Isny – Eigentlich wollten die Musikkapelle Schloss Zeil und die Stadtkapelle Isny bereits im Frühjahr ein gemeinsames Konzert spielen. Damals klappte es jedoch nicht und so holten die Musiker ihr Doppelkonzert jetzt in einer überzeugenden Abendveranstaltung nach.

Die Musikkapelle Schloss Zeil machte den Anfang und nahm die Zuhörer mit auf eine Reise der Möglichkeiten, die ein Ensemble von Blasinstrumenten hat. Die Lautmalereien der einzelnen Instrumentengruppen faszinierten mehr und mehr. Dirigent Karl-Heinz Diepolder schaffte es, die richtige Mischung aus Vertrautheit mit dem Publikum und gutem Kontakt zu den Musikern aufrecht zu erhalten und von Stück zu Stück noch zu steigern. 

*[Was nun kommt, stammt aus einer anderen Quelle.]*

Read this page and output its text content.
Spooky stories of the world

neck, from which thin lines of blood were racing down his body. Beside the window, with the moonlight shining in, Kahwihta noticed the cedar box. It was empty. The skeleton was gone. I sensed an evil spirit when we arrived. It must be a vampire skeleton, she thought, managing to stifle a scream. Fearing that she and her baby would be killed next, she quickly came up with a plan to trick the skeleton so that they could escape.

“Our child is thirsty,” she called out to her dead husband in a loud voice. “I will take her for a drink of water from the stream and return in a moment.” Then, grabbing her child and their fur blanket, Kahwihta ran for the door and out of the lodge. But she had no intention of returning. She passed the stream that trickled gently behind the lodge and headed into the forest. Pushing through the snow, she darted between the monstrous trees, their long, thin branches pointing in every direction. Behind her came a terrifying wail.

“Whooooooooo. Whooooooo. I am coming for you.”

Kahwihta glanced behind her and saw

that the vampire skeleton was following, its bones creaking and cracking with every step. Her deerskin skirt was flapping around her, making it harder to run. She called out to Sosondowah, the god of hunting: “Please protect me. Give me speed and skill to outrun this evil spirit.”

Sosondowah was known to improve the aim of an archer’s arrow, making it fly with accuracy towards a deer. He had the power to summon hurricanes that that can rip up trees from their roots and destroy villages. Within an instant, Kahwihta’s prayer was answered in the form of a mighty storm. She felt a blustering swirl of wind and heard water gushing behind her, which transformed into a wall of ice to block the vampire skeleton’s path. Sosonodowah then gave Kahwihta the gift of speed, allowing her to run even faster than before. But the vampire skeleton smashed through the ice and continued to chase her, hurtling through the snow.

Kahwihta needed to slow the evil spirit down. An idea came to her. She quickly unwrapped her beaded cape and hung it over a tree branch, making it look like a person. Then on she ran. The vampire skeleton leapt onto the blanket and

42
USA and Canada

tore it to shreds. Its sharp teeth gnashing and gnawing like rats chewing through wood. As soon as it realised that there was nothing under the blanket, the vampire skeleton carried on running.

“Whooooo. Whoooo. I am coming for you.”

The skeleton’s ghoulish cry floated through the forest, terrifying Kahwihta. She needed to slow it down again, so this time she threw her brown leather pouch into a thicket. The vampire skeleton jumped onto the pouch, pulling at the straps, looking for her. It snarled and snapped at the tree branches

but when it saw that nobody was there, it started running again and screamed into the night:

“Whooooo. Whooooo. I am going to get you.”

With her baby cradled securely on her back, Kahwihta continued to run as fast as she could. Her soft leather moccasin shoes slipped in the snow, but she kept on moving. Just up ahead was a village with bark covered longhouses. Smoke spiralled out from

Weit reichte das Spektrum: vom Tanz der Vampire bis zu „Halleluja“ von Leonard Cohen, von spanisch-südländischen Rhythmen bis zum klirrendem Klang der Flöte in „Three Times Blood“ zu Beginn ihres Auftritts. Nach der Pause hatte die Stadtkapelle ihren Auftritt. Es ist eine neue Art der Klanggestaltung, die hier ebenfalls überzeugend zum Tragen kam. Die Vielzahl der Instrumente ist dabei genau so wichtig wie Solopartien, die einen fast dazu hinreißen lassen, Szenenbeifall zu spenden wie bei einem Jazzkonzert der Meisterklasse. 

Der Anlass für das Konzert war übrigens neue Kleidung: Die Stadtkapelle stellte zwischen den Musikstücken ihre neue Männertracht vor. Den Damen angepasst, präsentieren sie sich nun in ihrem neuen Gewand und können auch auf dem Gebiet überzeugen. Einer der Höhepunkte des Musikprogramms war der Soloauftritt von Pius Bodenmüller am Euphonium, der mit seinen 17 Jahren fast die anderen Musiker überflügelte. „Scaramouche“ von Philpp Starke hatte Stadtmusikdirektor Thomas Herz für ihn herausgesucht, weil die Solopartien darin wie für den jungen Musiker komponiert waren.